Hubs prediction using histone marks is robust across datasets and cell types

To test the robustness of our prediction, we repeated our analysis on a recently published Hi-C dataset with higher spatial resolution in multiple cell-types [12]. To identify hubs from this dataset, we first normalized the raw interaction matrix (at 5 kb resolution) using the ICE (Iterative Correction and Eigenvector Decomposition) algorithm [25]. Then we identified statistically significant chromatin interactions by using Fit-Hi-C [26] (Methods). We ranked the 5 kb segments by the interaction frequency and defined the hubs as the top 10 % segments (Fig. 4a, Additional file 1: Figure S2A), and referred to this set as the Rao2014 hubs in order to distinguish it from the set of hubs defined from ref. 11 (referred to as the Jin2013 hubs). Despite the difference in experimental protocols, these two sets of hubs overlapped quite substantially. About 60 % of the Rao2014 hubs overlapped with the Jin2013 hubs. For example, the chromatin interaction profiles identified from these two datasets were very similar at the LIN28A locus, and the hub locations were nearly identical (Fig. 4b).

Fig. 4
figure 4

Analysis of the Rao2014 dataset. a Workflow for identifying hubs from the raw interaction matrix. b Comparison between the Rao2014 and Jin2013 datasets.
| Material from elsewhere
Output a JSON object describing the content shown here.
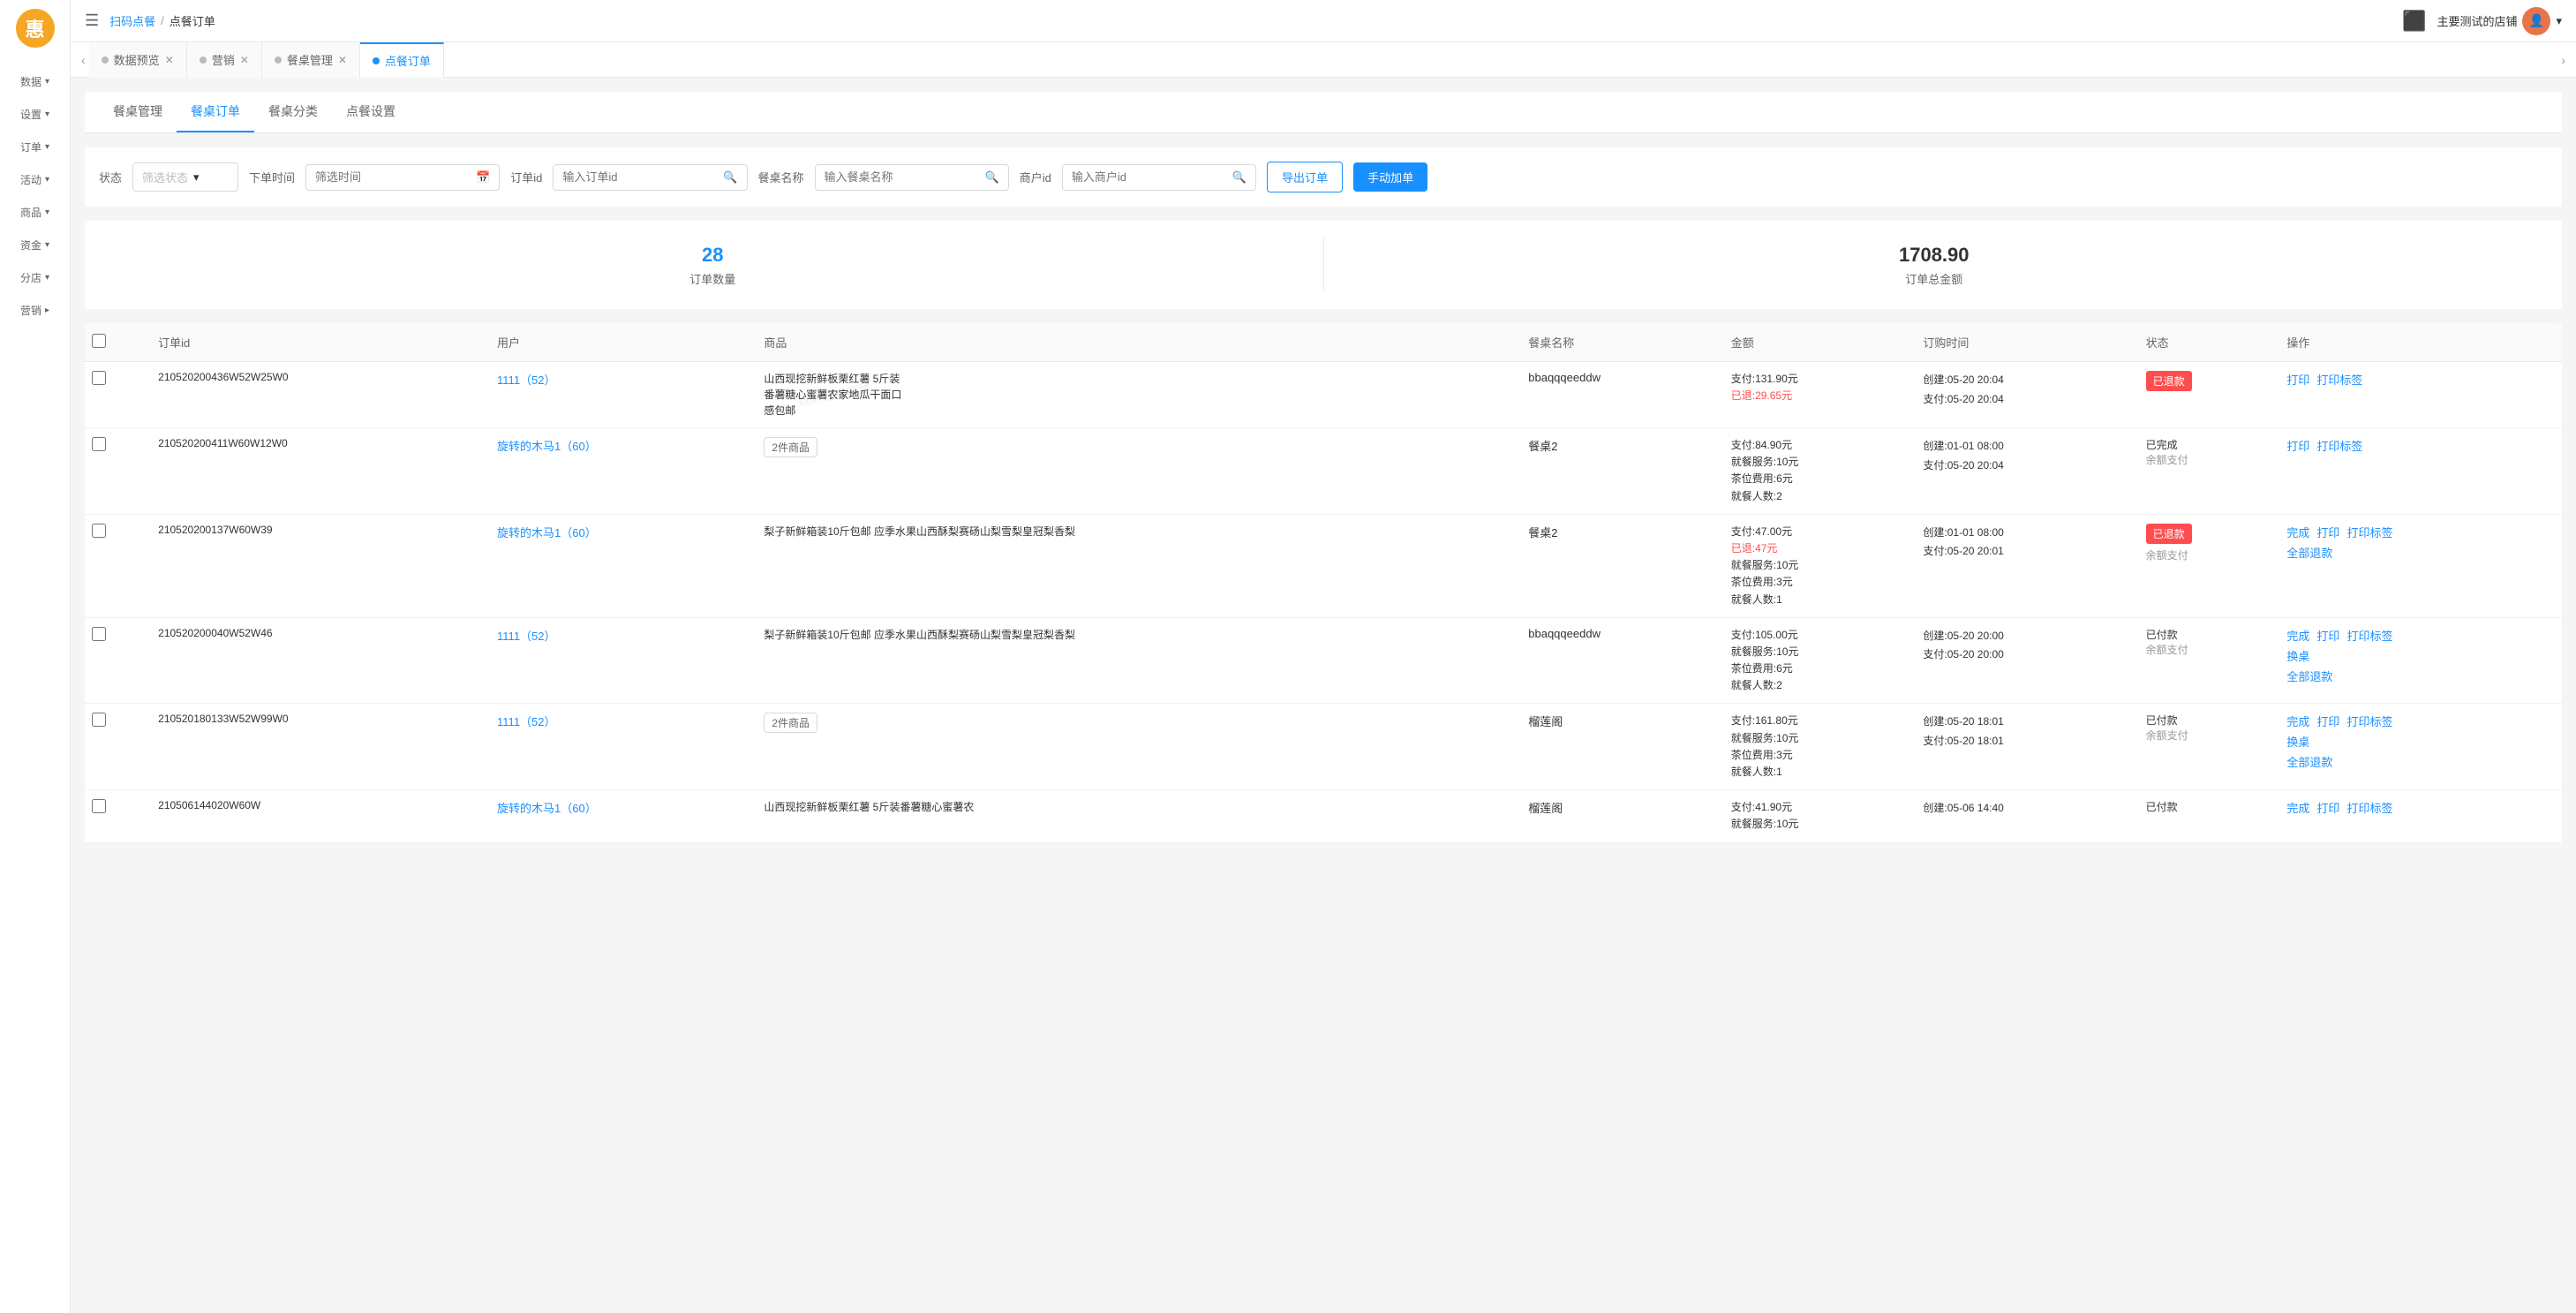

Genome browser snapshots showing two hubs adjacent to the LIN28A locus (indicated by red and blue respectively) and their associated targets in each dataset are shown. c Prediction accuracy for the Rao2014 IMR90 hubs. The ROC curves correspond to the testing data. AUC scores are shown in parentheses. d Prediction accuracy for applying the Rao2014 IMR90 model to predict hubs in other datasets (Jin2013) or cell-types (GM12872(Rao2014) and K562 (Rao2014)). The ROC curves correspond to the testing data. AUC scores are shown in parentheses

To evaluate the robustness of our computational predictions, we used the aforementioned strategy to classify the Rao2014 hubs for the IMR90 cells and compared the results we obtained from the Jin2013 hubs. As before, the prediction accuracy was quite high (AUC = 0.892) (Fig. 4c, Additional file 1: Figure S2B). Of note, H3K4me1 and H3K27me3, the most informative predictors identified by analyzing the Jin2013 dataset, were also highly predictive for the Rao2014 dataset (AUC = 0.87). In addition, the BART model trained using hubs from Rao2014 well predicted the hubs in Jin2013 (AUC = 0.817) (Fig. 4d), suggesting the model performance could not be attributed to platform-specific artifacts.
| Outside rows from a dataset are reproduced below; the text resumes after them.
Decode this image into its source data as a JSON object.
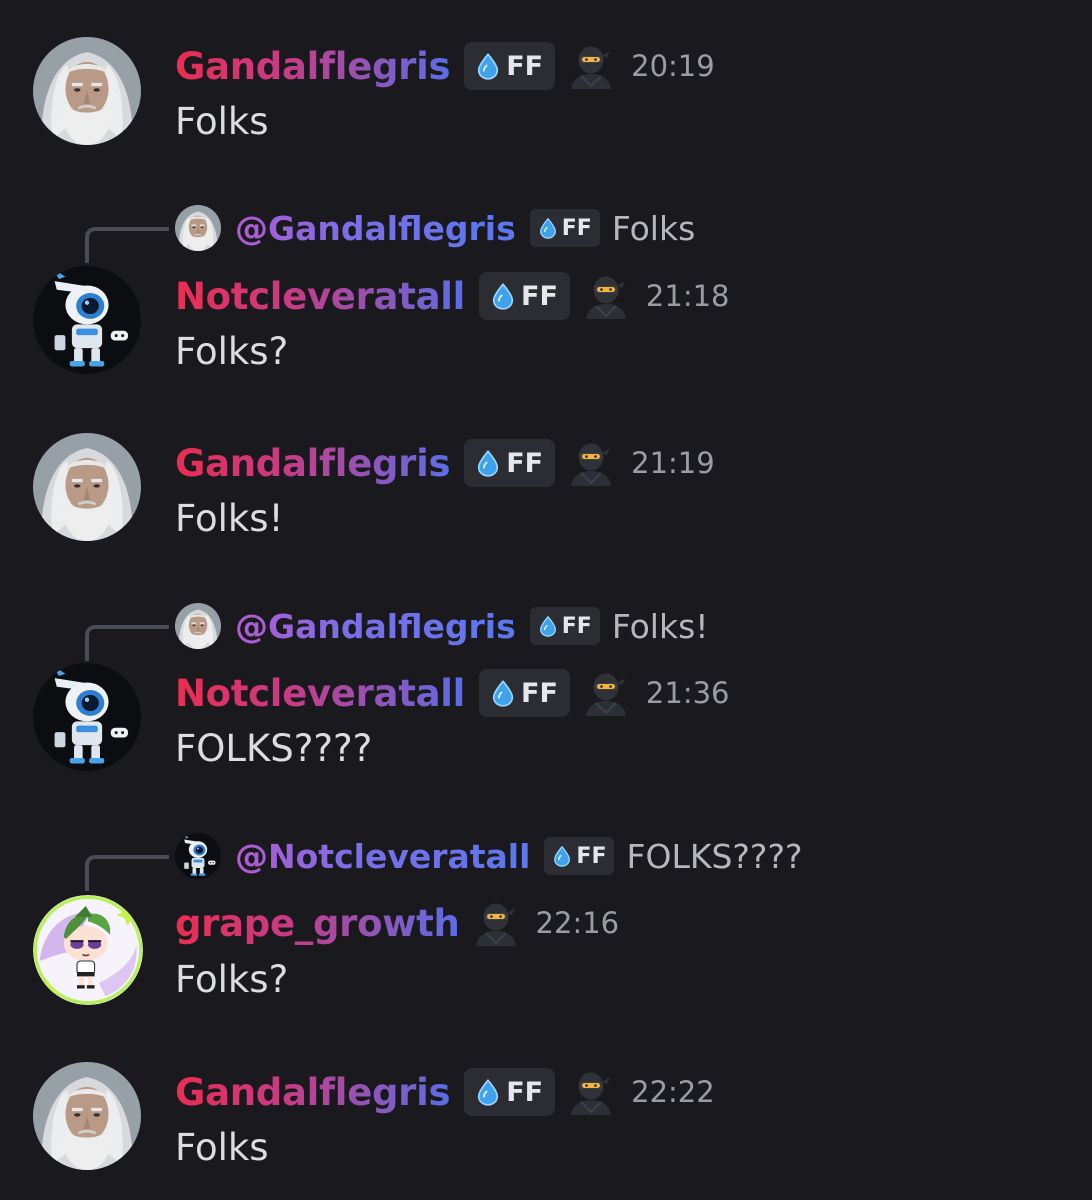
{
  "messages": [
    {
      "author": "Gandalflegris",
      "avatar_icon": "gandalf-avatar",
      "tag": "FF",
      "badge_icon": "ninja-emoji",
      "time": "20:19",
      "text": "Folks",
      "reply": null
    },
    {
      "author": "Notcleveratall",
      "avatar_icon": "robot-avatar",
      "tag": "FF",
      "badge_icon": "ninja-emoji",
      "time": "21:18",
      "text": "Folks?",
      "reply": {
        "author": "@Gandalflegris",
        "tag": "FF",
        "text": "Folks",
        "avatar_icon": "gandalf-avatar"
      }
    },
    {
      "author": "Gandalflegris",
      "avatar_icon": "gandalf-avatar",
      "tag": "FF",
      "badge_icon": "ninja-emoji",
      "time": "21:19",
      "text": "Folks!",
      "reply": null
    },
    {
      "author": "Notcleveratall",
      "avatar_icon": "robot-avatar",
      "tag": "FF",
      "badge_icon": "ninja-emoji",
      "time": "21:36",
      "text": "FOLKS????",
      "reply": {
        "author": "@Gandalflegris",
        "tag": "FF",
        "text": "Folks!",
        "avatar_icon": "gandalf-avatar"
      }
    },
    {
      "author": "grape_growth",
      "avatar_icon": "cartoon-girl-avatar",
      "tag": null,
      "badge_icon": "ninja-emoji",
      "time": "22:16",
      "text": "Folks?",
      "reply": {
        "author": "@Notcleveratall",
        "tag": "FF",
        "text": "FOLKS????",
        "avatar_icon": "robot-avatar"
      }
    },
    {
      "author": "Gandalflegris",
      "avatar_icon": "gandalf-avatar",
      "tag": "FF",
      "badge_icon": "ninja-emoji",
      "time": "22:22",
      "text": "Folks",
      "reply": null
    }
  ],
  "colors": {
    "background": "#1a1a1e",
    "tag_background": "#2b2d33",
    "username_gradient": [
      "#ea2d52",
      "#c83b85",
      "#5a6ee8"
    ],
    "timestamp": "#9a9ca4",
    "message_text": "#dcdde0"
  }
}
Since our ultimate goal is to use histone mark based predictions to guide chromatin interaction profiling, we tested whether our model developed based on the IMR90 dataset was useful for prediction of chromatin interaction hubs from a different cell-type. We applied this model to predict hubs in two different cell-types: GM12878 and K562, using the cell-type specific histone mark data as input. In both cases, the prediction accuracy was good (AUC = 0.836 for GM12878; and AUC = 0.796 for K562) (Fig. 4d). Taken together, these analyses strongly suggest that our model is robust and provides a useful guide for identifying cell-type specific chromatin interaction hubs.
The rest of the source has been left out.